Science: answering the important questions.

We’ve all been there before… running late for a flight, needing to get to a gate to check in, dragging your suitcase or carry-on luggage behind you when all of a sudden it just starts to flop all over the place, eventually just giving up and falling over. It turns out that suitcases aren’t just inherently evil, wanting you to be late for your flight, or to generally just inconvenience you. Researchers in Paris have gotten to the bottom of this phenomenon, with extensive testing to show exactly why your luggage becomes unstable.

This most pressing of modern mysteries was taken on by physicists in Paris, who devised a scale model of a two-wheeled suitcase rolling on a treadmill and backed up their observations with a pile of equations and references to holonomic restraints, finite perturbations and the morphing of bifurcation diagrams.
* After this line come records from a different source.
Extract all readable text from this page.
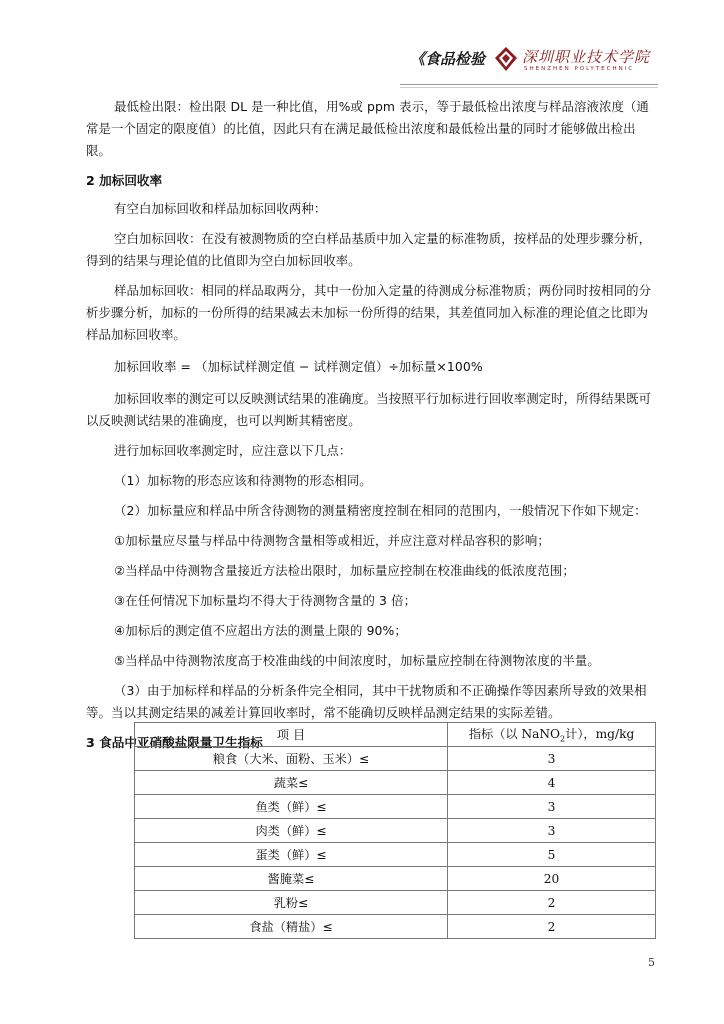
《食品检验 深圳职业技术学院
SHENZHEN POLYTECHNIC

最低检出限：检出限 DL 是一种比值，用%或 ppm 表示，等于最低检出浓度与样品溶液浓度（通常是一个固定的限度值）的比值，因此只有在满足最低检出浓度和最低检出量的同时才能够做出检出限。

2 加标回收率

有空白加标回收和样品加标回收两种：

空白加标回收：在没有被测物质的空白样品基质中加入定量的标准物质，按样品的处理步骤分析，得到的结果与理论值的比值即为空白加标回收率。

样品加标回收：相同的样品取两分，其中一份加入定量的待测成分标准物质；两份同时按相同的分析步骤分析，加标的一份所得的结果减去未加标一份所得的结果，其差值同加入标准的理论值之比即为样品加标回收率。

加标回收率 = （加标试样测定值 − 试样测定值）÷加标量×100%

加标回收率的测定可以反映测试结果的准确度。当按照平行加标进行回收率测定时，所得结果既可以反映测试结果的准确度，也可以判断其精密度。

进行加标回收率测定时，应注意以下几点：

（1）加标物的形态应该和待测物的形态相同。

（2）加标量应和样品中所含待测物的测量精密度控制在相同的范围内，一般情况下作如下规定：

①加标量应尽量与样品中待测物含量相等或相近，并应注意对样品容积的影响；

②当样品中待测物含量接近方法检出限时，加标量应控制在校准曲线的低浓度范围；

③在任何情况下加标量均不得大于待测物含量的 3 倍；

④加标后的测定值不应超出方法的测量上限的 90%；

⑤当样品中待测物浓度高于校准曲线的中间浓度时，加标量应控制在待测物浓度的半量。

（3）由于加标样和样品的分析条件完全相同，其中干扰物质和不正确操作等因素所导致的效果相等。当以其测定结果的减差计算回收率时，常不能确切反映样品测定结果的实际差错。

3 食品中亚硝酸盐限量卫生指标	项 目	指标（以 NaNO$_2$计），mg/kg
粮食（大米、面粉、玉米）≤	3
蔬菜≤	4
鱼类（鲜）≤	3
肉类（鲜）≤	3
蛋类（鲜）≤	5
酱腌菜≤	20
乳粉≤	2
食盐（精盐）≤	2
5
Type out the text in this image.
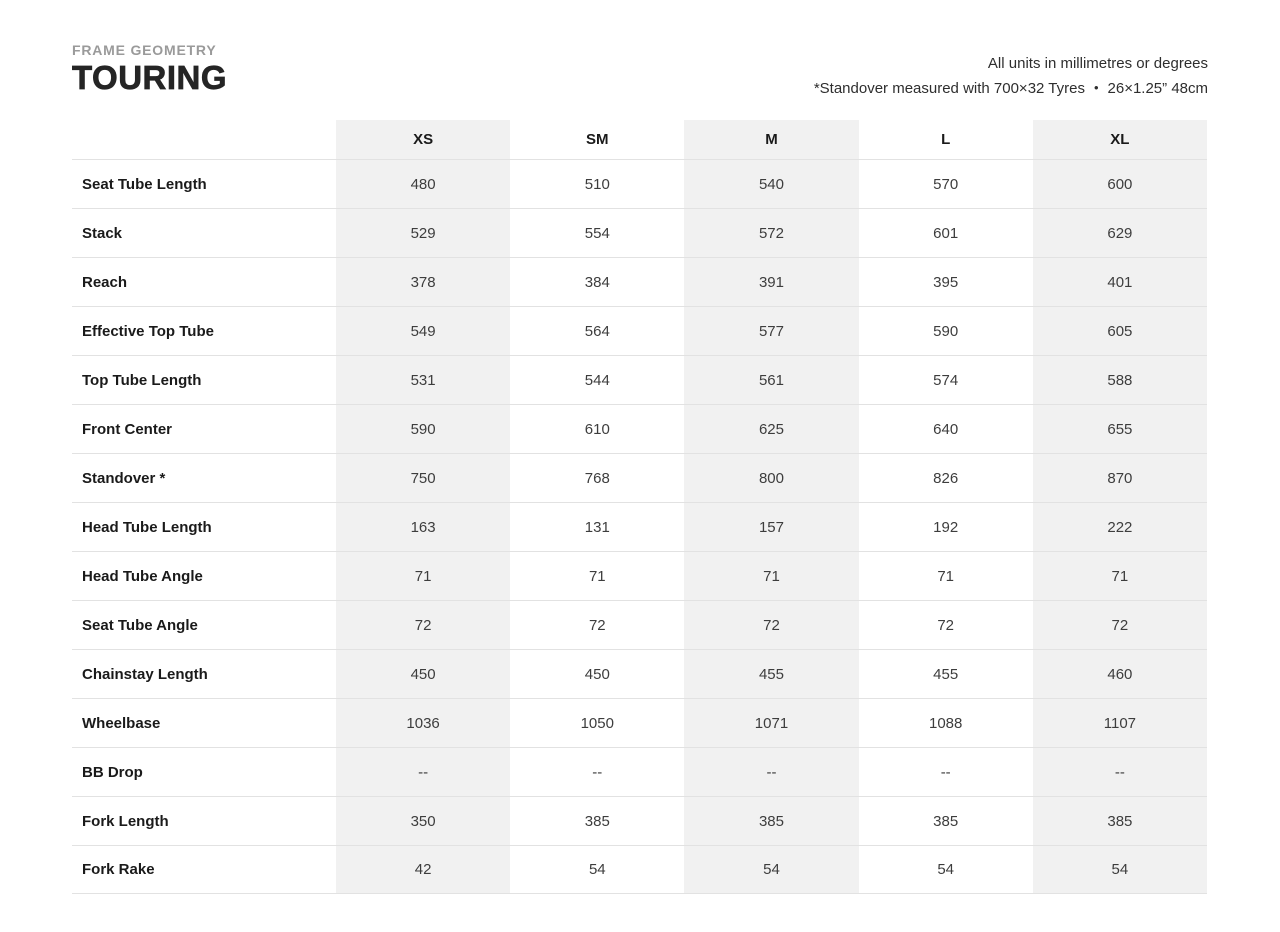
FRAME GEOMETRY
TOURING	All units in millimetres or degrees
*Standover measured with 700×32 Tyres • 26×1.25” 48cm
XS	SM	M	L	XL
Seat Tube Length	480	510	540	570	600
Stack	529	554	572	601	629
Reach	378	384	391	395	401
Effective Top Tube	549	564	577	590	605
Top Tube Length	531	544	561	574	588
Front Center	590	610	625	640	655
Standover *	750	768	800	826	870
Head Tube Length	163	131	157	192	222
Head Tube Angle	71	71	71	71	71
Seat Tube Angle	72	72	72	72	72
Chainstay Length	450	450	455	455	460
Wheelbase	1036	1050	1071	1088	1107
BB Drop	--	--	--	--	--
Fork Length	350	385	385	385	385
Fork Rake	42	54	54	54	54
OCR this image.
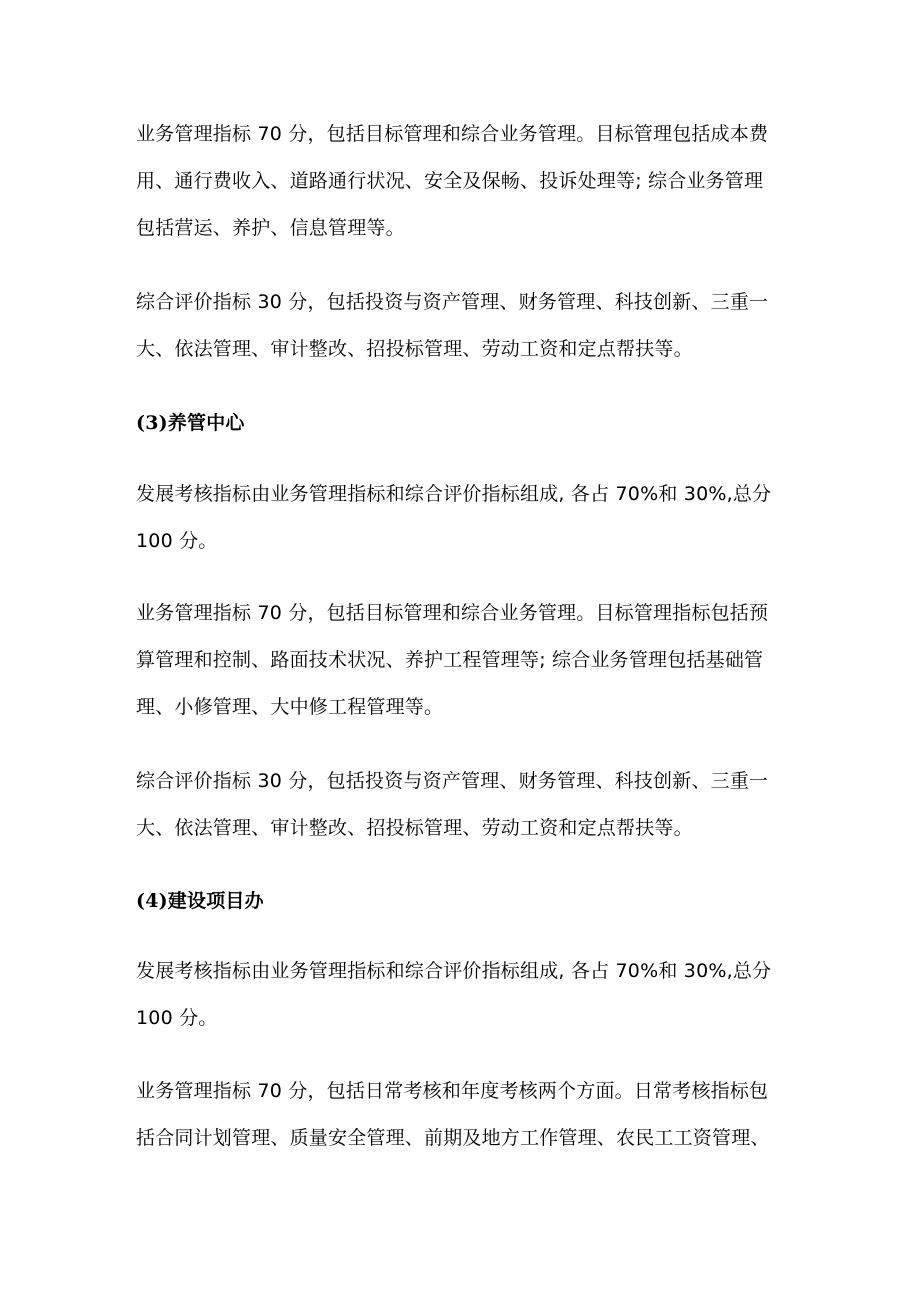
业务管理指标 70 分，包括目标管理和综合业务管理。目标管理包括成本费
用、通行费收入、道路通行状况、安全及保畅、投诉处理等; 综合业务管理
包括营运、养护、信息管理等。
综合评价指标 30 分，包括投资与资产管理、财务管理、科技创新、三重一
大、依法管理、审计整改、招投标管理、劳动工资和定点帮扶等。
(3)养管中心
发展考核指标由业务管理指标和综合评价指标组成, 各占 70%和 30%,总分
100 分。
业务管理指标 70 分，包括目标管理和综合业务管理。目标管理指标包括预
算管理和控制、路面技术状况、养护工程管理等; 综合业务管理包括基础管
理、小修管理、大中修工程管理等。
综合评价指标 30 分，包括投资与资产管理、财务管理、科技创新、三重一
大、依法管理、审计整改、招投标管理、劳动工资和定点帮扶等。
(4)建设项目办
发展考核指标由业务管理指标和综合评价指标组成, 各占 70%和 30%,总分
100 分。
业务管理指标 70 分，包括日常考核和年度考核两个方面。日常考核指标包
括合同计划管理、质量安全管理、前期及地方工作管理、农民工工资管理、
Just in case all of those big fancy words don’t mean anything to you, the overall gist is pretty straightforward: your suitcase becomes unbalanced when it hits a bump or is otherwise struck during your mad dash through the terminal. The faster you’re going, the less force is required to sent your luggage wobbling out of control. That all makes sense, but the researchers wanted to know more. Why does the suitcase wobble so violently and how do you best get it back under control? The “why” turned out to be pretty straightforward too.

After more treadmill tests and more equations, the answer popped out: because a suitcase’s handle pulls from the middle and the wheels are at its sides, the suitcase swerves inwards whenever it tilts up on one wheel. If the rocking overcomes the dampening effect that happens when each wheel touches the ground again, the suitcase will keep on rocking or eventually flip over.

Their ultimate takeaway though, came when they determined that unbalanced luggage can more easily be righted when pulled faster, when your natural reaction is probably to slow down. Easier said than done when you’re in a crowded airport, or trying to navigate a parking garage, but at least the science is there to help you explain to your fellow travelers why you’ve knocked them over (don’t really knock over any of your fellow travelers, that’s just poor form). You can check out the video below to see some of the experiments that were run to answer this important question.

As for how to avoid getting your suitcase tumbling all over the place? The researchers say you should simply “decrease the angle of tilt with the horizontal in order to reduce the coupling into sideways motion.” Easy right? More simply, lower the handle of your suitcase, that should help. Alternately, you could investigate luggage with four wheels, which should conceivably be more stable.